Person A accepts everything. They type a prompt, review the output quickly, clean up a few rough edges, and ship it. Fast. Efficient. The work looks polished because AI output always looks polished — complete sentences, smooth transitions, confident assertions. Person A feels productive. The output is competent and generic. It could have come from anyone with the same subscription.
Person B rewrites everything. They fight the tool at every turn, complain that “it doesn’t understand our business,” treat every suggestion as an insult to their expertise, and end up spending more time arguing with the AI than it would have taken to do the work from scratch. Person B feels principled. The output is fine, but the tool contributed nothing.
Both are frustrated. Both blame the tool. Neither can see that they’re producing the same result through opposite behaviors: the tool’s potential, completely wasted.
I’ve been watching this pattern for longer than AI has been on anyone’s radar. Fifteen years of running a marketing agency taught me that people do this with every tool, not just AI. The CRM that never gets used because the sales team “already has their own system.” The analytics dashboard that gets checked religiously but never informs a decision. The website redesign that gets approved and then slowly reverted to the old version because the founder “just likes it better the other way.”
Two responses. Surrender to the tool and stop thinking. Fight the tool and refuse to change. Both are rational if you don’t have a clear model of what you’re supposed to contribute and what the tool is supposed to handle. And most people don’t have that model. Nobody gave them one. The training covered which buttons to press, not how to think about the collaboration.
The automation research community named these patterns decades ago. In aviation, where the stakes are higher and the data is better, “misuse” means overreliance on automation — trusting the autopilot when conditions require human judgment. “Disuse” means ignoring automation — overriding systems that are more accurate than the pilot’s gut instinct. Both crash planes. Both have the same root cause: the human doesn’t have an accurate model of when to trust the system and when to trust themselves.
AI makes this problem worse because of something I think of as the fluency trap. Bad work usually looks bad. A rough draft, a poorly reasoned argument, a spreadsheet with obvious gaps — your brain registers these as incomplete and triggers correction. AI output doesn’t look bad. It looks polished even when it’s wrong. The confident assertions, the smooth transitions, the professional tone — these are the quality signals your brain uses to decide “this is mostly done.” When those signals are present but the underlying substance is weak, your normal quality-checking instinct never fires.
That’s why Person A doesn’t catch the problem. The output feels finished. And it takes genuine effort to override that feeling and interrogate work that looks good.
Person B has the opposite problem. They’re so protective of their expertise that they can’t let the tool contribute anything. Every AI suggestion feels like a challenge to their competence. So they reject across the board — the bad suggestions and the good ones — and end up doing the work alone while paying for a tool they’re not using.

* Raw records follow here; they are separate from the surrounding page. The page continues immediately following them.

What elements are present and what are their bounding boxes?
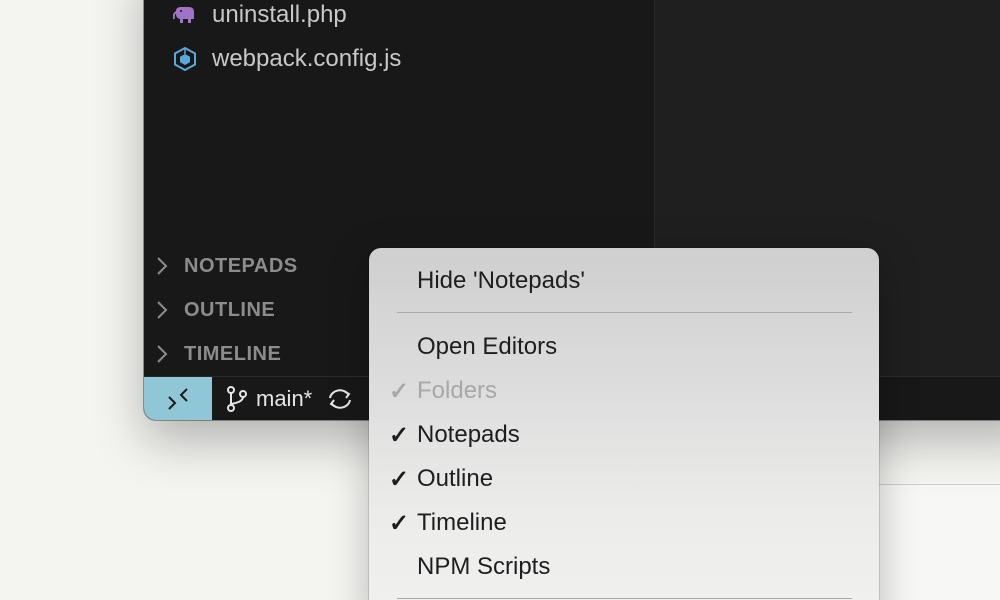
section-label: NOTEPADS	[184, 254, 298, 277]
php-elephant-icon	[172, 2, 198, 28]
menu-item-label: Open Editors	[417, 333, 558, 360]
remote-icon	[168, 388, 188, 410]
chevron-right-icon	[156, 300, 172, 320]
menu-item-folders: ✓ Folders	[369, 371, 879, 411]
checkmark-icon: ✓	[388, 509, 410, 537]
remote-indicator-button[interactable]	[144, 377, 212, 420]
section-label: OUTLINE	[184, 298, 276, 321]
menu-item-open-editors[interactable]: Open Editors	[369, 327, 879, 367]
background-window	[878, 484, 1000, 600]
view-context-menu: Hide 'Notepads' Open Editors ✓ Folders ✓…	[369, 248, 879, 600]
menu-item-label: Hide 'Notepads'	[417, 267, 585, 294]
menu-separator	[397, 312, 852, 313]
menu-item-label: Timeline	[417, 509, 507, 536]
section-outline[interactable]: OUTLINE	[156, 295, 275, 325]
menu-separator	[397, 598, 852, 599]
file-name: webpack.config.js	[212, 45, 402, 72]
git-branch-icon	[227, 386, 247, 412]
chevron-right-icon	[156, 256, 172, 276]
webpack-cube-icon	[172, 46, 198, 72]
branch-name: main*	[256, 386, 313, 411]
menu-item-hide-notepads[interactable]: Hide 'Notepads'	[369, 261, 879, 301]
file-name: uninstall.php	[212, 1, 347, 28]
file-item-uninstall-php[interactable]: uninstall.php	[172, 0, 347, 30]
menu-item-npm-scripts[interactable]: NPM Scripts	[369, 547, 879, 587]
checkmark-icon: ✓	[388, 421, 410, 449]
menu-item-timeline[interactable]: ✓ Timeline	[369, 503, 879, 543]
menu-item-notepads[interactable]: ✓ Notepads	[369, 415, 879, 455]
checkmark-icon: ✓	[388, 465, 410, 493]
sync-icon	[329, 389, 352, 409]
menu-item-label: Folders	[417, 377, 498, 404]
menu-item-label: Notepads	[417, 421, 520, 448]
sync-button[interactable]	[326, 386, 354, 412]
desktop: uninstall.php webpack.config.js NOTEPADS	[0, 0, 1000, 600]
file-item-webpack-config[interactable]: webpack.config.js	[172, 44, 401, 74]
menu-item-outline[interactable]: ✓ Outline	[369, 459, 879, 499]
menu-item-label: Outline	[417, 465, 494, 492]
branch-indicator[interactable]: main*	[226, 386, 312, 412]
section-notepads[interactable]: NOTEPADS	[156, 251, 298, 281]
menu-item-label: NPM Scripts	[417, 553, 551, 580]
section-label: TIMELINE	[184, 342, 282, 365]
checkmark-icon: ✓	[388, 377, 410, 405]
section-timeline[interactable]: TIMELINE	[156, 339, 281, 369]
chevron-right-icon	[156, 344, 172, 364]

The healthy middle isn’t obvious, but it exists. A consultant I respect uses a simple test for every piece of AI-generated work: “If I handed this same prompt to any other person with access to this tool, would the output be meaningfully different?” If the answer is no, she hasn’t contributed yet. The tool produced commodity output and she accepted it. If the answer is yes — because she brought her specific client knowledge, her understanding of the competitive landscape, her judgment about what matters in this particular situation — then the output has her fingerprint on it. That’s the difference.
The distinction isn’t about how much time you spend with the tool. It’s about whether your expertise actually enters the collaboration. Surrender withholds it by disengaging. Fight withholds it by refusing to let the tool participate. Both keep the best version of the work from happening.

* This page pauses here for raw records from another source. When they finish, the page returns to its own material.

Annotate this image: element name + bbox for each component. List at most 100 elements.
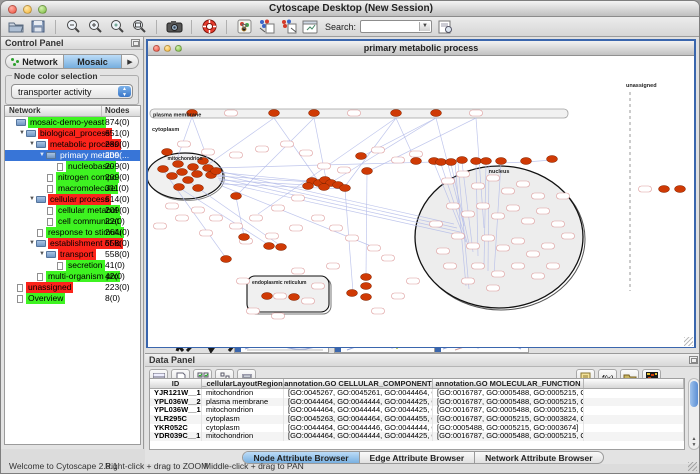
tree-row[interactable]: unassigned223(0)	[5, 282, 140, 293]
table-scrollbar[interactable]: ▲▼	[688, 378, 700, 450]
table-row[interactable]: YDR039C__1mitochondrion[GO:0044464, GO:0…	[150, 432, 684, 441]
tab-mosaic[interactable]: Mosaic	[64, 55, 122, 68]
expand-arrow-icon[interactable]: ▼	[38, 150, 46, 161]
float-panel-icon[interactable]	[131, 39, 140, 47]
table-cell: [GO:0044464, GO:0044444, GO:0044425, G..…	[284, 406, 433, 415]
status-bar: Welcome to Cytoscape 2.8.1 Right-click +…	[1, 461, 700, 473]
group-title: Node color selection	[12, 71, 100, 81]
expand-arrow-icon[interactable]: ▼	[28, 139, 36, 150]
tree-row-label: secretion	[66, 260, 105, 271]
search-dropdown-arrow[interactable]: ▼	[419, 22, 430, 31]
tree-col-network[interactable]: Network	[5, 106, 102, 116]
tree-row[interactable]: secretion41(0)	[5, 260, 140, 271]
tree-row[interactable]: ▼cellular process614(0)	[5, 194, 140, 205]
file-icon	[57, 163, 63, 171]
zoom-selected-icon[interactable]	[108, 18, 126, 35]
tree-row[interactable]: nucleobase-209(0)	[5, 161, 140, 172]
expand-arrow-icon[interactable]: ▼	[28, 194, 36, 205]
tree-row[interactable]: ▼ transport 558(0)	[5, 249, 140, 260]
app-resize-grip[interactable]	[688, 462, 697, 471]
tree-row-nodes-count: 874(0)	[105, 117, 130, 128]
table-row[interactable]: YPL036W__2plasma membrane[GO:0044464, GO…	[150, 398, 684, 407]
folder-icon	[36, 141, 46, 148]
table-row[interactable]: YLR295Ccytoplasm[GO:0045263, GO:0044464,…	[150, 415, 684, 424]
expand-arrow-icon[interactable]: ▼	[18, 128, 26, 139]
folder-icon	[36, 196, 46, 203]
table-row[interactable]: YPL036W__1mitochondrion[GO:0044464, GO:0…	[150, 406, 684, 415]
search-input[interactable]: ▼	[360, 20, 432, 33]
save-icon[interactable]	[29, 18, 47, 35]
expand-arrow-icon[interactable]: ▼	[38, 249, 46, 260]
tree-row-label: transport	[58, 249, 96, 260]
tab-network[interactable]: Network	[6, 55, 64, 68]
column-header[interactable]: _cellularLayoutRegion	[202, 379, 284, 388]
status-pan-hint: Middle-click + drag to PAN	[204, 461, 304, 471]
tree-row[interactable]: ▼metabolic process280(0)	[5, 139, 140, 150]
file-icon	[47, 185, 53, 193]
tree-row[interactable]: response to stimulu264(0)	[5, 227, 140, 238]
tree-row[interactable]: Overview8(0)	[5, 293, 140, 304]
network-tree-rows: mosaic-demo-yeast874(0)▼biological_proce…	[5, 117, 140, 304]
file-icon	[17, 284, 23, 292]
snapshot-camera-icon[interactable]	[165, 18, 183, 35]
expand-arrow-icon[interactable]: ▼	[28, 238, 36, 249]
tree-row[interactable]: ▼establishment of lo558(0)	[5, 238, 140, 249]
table-cell	[584, 415, 684, 424]
control-panel-tabs: Network Mosaic ▶	[5, 54, 139, 69]
tree-row[interactable]: multi-organism pro42(0)	[5, 271, 140, 282]
table-cell: YLR295C	[150, 415, 202, 424]
scrollbar-arrows-icon[interactable]: ▲▼	[689, 436, 699, 448]
file-icon	[47, 174, 53, 182]
tree-row[interactable]: cellular metabol209(0)	[5, 205, 140, 216]
folder-icon	[26, 130, 36, 137]
column-header[interactable]: annotation.GO MOLECULAR_FUNCTION	[433, 379, 584, 388]
tree-row-nodes-count: 651(0)	[105, 128, 130, 139]
column-header[interactable]: ID	[150, 379, 202, 388]
status-zoom-hint: Right-click + drag to ZOOM	[105, 461, 208, 471]
tree-row-nodes-count: 280(0)	[105, 139, 130, 150]
table-cell: [GO:0044464, GO:0044446, GO:0044444, G..…	[284, 424, 433, 433]
float-panel-icon[interactable]	[689, 356, 698, 364]
table-cell: [GO:0044464, GO:0044444, GO:0044425, G..…	[284, 432, 433, 441]
table-cell	[584, 424, 684, 433]
tree-col-nodes[interactable]: Nodes	[102, 106, 140, 116]
table-cell: [GO:0016787, GO:0005488, GO:0005215, G..…	[433, 389, 584, 398]
table-cell: cytoplasm	[202, 415, 284, 424]
tree-row[interactable]: macromolecule311(0)	[5, 183, 140, 194]
tree-row-nodes-count: 558(0)	[105, 249, 130, 260]
column-header[interactable]	[584, 379, 684, 388]
table-row[interactable]: YKR052Ccytoplasm[GO:0044464, GO:0044446,…	[150, 424, 684, 433]
tree-row[interactable]: ▼primary metabo209(...	[5, 150, 140, 161]
annotation-icon[interactable]	[301, 18, 319, 35]
tree-row-nodes-count: 558(0)	[105, 238, 130, 249]
tree-row[interactable]: nitrogen compo209(0)	[5, 172, 140, 183]
scrollbar-thumb[interactable]	[690, 381, 698, 407]
column-header[interactable]: annotation.GO CELLULAR_COMPONENT	[284, 379, 433, 388]
zoom-in-icon[interactable]	[86, 18, 104, 35]
help-lifering-icon[interactable]	[200, 18, 218, 35]
zoom-fit-icon[interactable]	[130, 18, 148, 35]
table-cell: mitochondrion	[202, 406, 284, 415]
attribute-table[interactable]: ID_cellularLayoutRegionannotation.GO CEL…	[149, 378, 685, 450]
configure-search-icon[interactable]	[436, 18, 454, 35]
window-resize-grip[interactable]	[684, 337, 693, 346]
network-window-titlebar[interactable]: primary metabolic process	[148, 41, 694, 56]
export-network-icon[interactable]	[279, 18, 297, 35]
table-cell: mitochondrion	[202, 389, 284, 398]
table-row[interactable]: YJR121W__1mitochondrion[GO:0045267, GO:0…	[150, 389, 684, 398]
svg-text:nucleus: nucleus	[489, 169, 510, 175]
node-color-attribute-select[interactable]: transporter activity ▲▼	[11, 84, 133, 99]
tree-row-nodes-count: 264(0)	[105, 227, 130, 238]
open-folder-icon[interactable]	[7, 18, 25, 35]
tree-row[interactable]: cell communicat22(0)	[5, 216, 140, 227]
app-title: Cytoscape Desktop (New Session)	[1, 3, 700, 14]
tab-overflow-button[interactable]: ▶	[122, 55, 138, 68]
zoom-out-icon[interactable]	[64, 18, 82, 35]
svg-text:endoplasmic reticulum: endoplasmic reticulum	[252, 280, 307, 286]
import-network-icon[interactable]	[257, 18, 275, 35]
control-panel-header: Control Panel	[1, 37, 143, 50]
tree-row[interactable]: mosaic-demo-yeast874(0)	[5, 117, 140, 128]
vizmapper-icon[interactable]	[235, 18, 253, 35]
network-canvas[interactable]: plasma membranecytoplasmmitochondrionnuc…	[148, 56, 694, 347]
tree-row[interactable]: ▼biological_process651(0)	[5, 128, 140, 139]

There’s a third option, though it takes more discipline than either surrender or fight. Use the tool for what it’s good at — volume, breadth, speed on routine tasks — and bring your judgment for what requires judgment. Delegate deliberately, not by default. Engage deeply where depth matters. And build the habit of checking whether the work reflects what you know, not just what the tool produced.
If you find yourself doing one of the two things — accepting everything or rewriting everything — that’s a signal, not a personality trait. It means the model of how you and the tool should work together hasn’t been built yet.